Quem poderia imaginar que seria Elis Regina dirigindo uma Kombi a responsável por jogar querosene no debate público nacional sobre inteligência artificial? A velocidade com a qual as aplicações da tecnologia avançam assusta parte da indústria de comunicação, marketing e mídia. Ato contínuo, engrossa o coro dos que pedem regulação já! Na semana passada, o Conselho Nacional de Autorregulamentação Publicitária abriu processo de avaliação do filme da Volkswagen para julgar se é ético deixar a inteligência artificial trazer uma pessoa falecida de volta à vida e se a prática respeita a personalidade retratada e está de acordo com o preceito da veracidade.

No centro das discussões sobre mensagens criadas com a ajuda da inteligência artificial estão ainda os direitos autorais — que, no caso do filme de Volkswagen, parecem de acordo com a legislação brasileira. Na publicidade — e na comunicação, de maneira geral — a questão da originalidade tem uma perspectiva complexa e particular, pois a atividade é, tradicionalmente, um terreno fértil para a reciclagem de ideias, enredos, abordagens e estratégias.

Em contrapartida, um dos usos esperados da inteligência artificial, inclusive em festivais de criatividade, é a capacidade de checar com rapidez o quão original é uma ideia. Outra aplicação, debatida na reportagem da jornalista Taís Farias, nas páginas 12 e 13, é o impulso a um recurso tradicional em alta na publicidade: a nostalgia, que ganha novas possibilidades de execução e resgates históricos.

Além de não haver uma conduta ética predefinida, a problemática de se regular algo que ainda nem se sabe bem como usar é desafiadora. Com o mundo longe de um padrão global, o Parlamento Europeu é o fórum mais avançado no assunto e pode aprovar, nos próximos meses, um conjunto de regras para uso de inteligência artificial, movimento que motivou uma reação de grandes empresas com sedes na Europa, que se juntaram para se manifestarem contrárias à rigidez da proposta, alertando que pode afastar investimentos. Nos Estados Unidos, houve até uma carta aberta assinada por lideranças da indústria pedindo uma pausa temporária no desenvolvimento avançado de inteligência artificial para que seus riscos possam ser melhor avaliados.
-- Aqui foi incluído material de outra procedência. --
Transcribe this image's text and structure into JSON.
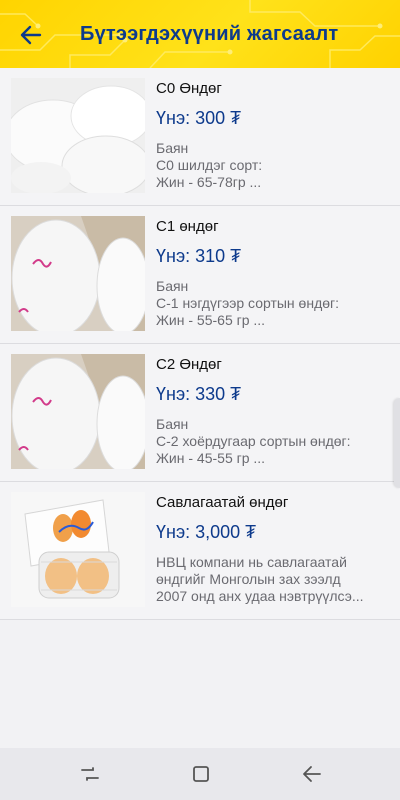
{
  "appbar": {
    "title": "Бүтээгдэхүүний жагсаалт",
    "back_icon": "arrow-left-icon",
    "background": "#ffd400",
    "title_color": "#0d3a8c"
  },
  "products": [
    {
      "name": "С0 Өндөг",
      "price": "Үнэ: 300 ₮",
      "desc": [
        "Баян",
        "С0 шилдэг сорт:",
        "Жин - 65-78гр ..."
      ]
    },
    {
      "name": "С1 өндөг",
      "price": "Үнэ: 310 ₮",
      "desc": [
        "Баян",
        "С-1 нэгдүгээр сортын өндөг:",
        "Жин - 55-65 гр ..."
      ]
    },
    {
      "name": "С2 Өндөг",
      "price": "Үнэ: 330 ₮",
      "desc": [
        "Баян",
        "С-2 хоёрдугаар сортын өндөг:",
        "Жин - 45-55 гр ..."
      ]
    },
    {
      "name": "Савлагаатай өндөг",
      "price": "Үнэ: 3,000 ₮",
      "desc": [
        "НВЦ компани нь савлагаатай",
        "өндгийг Монголын зах зээлд",
        "2007 онд анх удаа нэвтрүүлсэ..."
      ]
    }
  ],
  "navbar": {
    "icons": [
      "recent-apps-icon",
      "home-icon",
      "back-icon"
    ]
  }
}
Entretanto, o entusiasmo dos anunciantes e agências “encantados com a nova invenção” pode ser medido por um dado revelado pelo Wrap-Up Report oficial do Cannes Lions: 7,3% de todas as inscrições de cases no festival deste ano mencionaram inteligência artificial em suas sinopses, em comparação com os 3,7% do ano anterior. O crescimento mostra, além do encanto com a novidade, que as marcas creem que a tecnologia pode ajudar a impulsionar os negócios e auxiliar o desenvolvimento de projetos criativos. Seu defensores apontam entre as utilidades que já se consolidam o poder como ferramenta de experimentação e para destravar os criativos, ajudando-os a encontrar um ponto de partida quando estão diante de uma página em branco.

Entrevistado da edição semanal de Meio & Mensagem há 15 dias, o CEO global do McCann Worldgroup, Daryl Lee, descreveu a inteligência artificial como um animal selvagem que não deve ser solto. Ele também não crê que poderá substituir a criatividade, porque “criatividade artificial” não funcionaria. Neste momento inicial, de fato, são as mentes mais criativas e curiosas que abrem caminho nessa jornada de desdobramentos imprevisíveis. É delas que pode exalar outra IA, por enquanto mais poderosa do que a artificial, descrita por oradores e anotada no report do Cannes Lions: a imaginação audaciosa.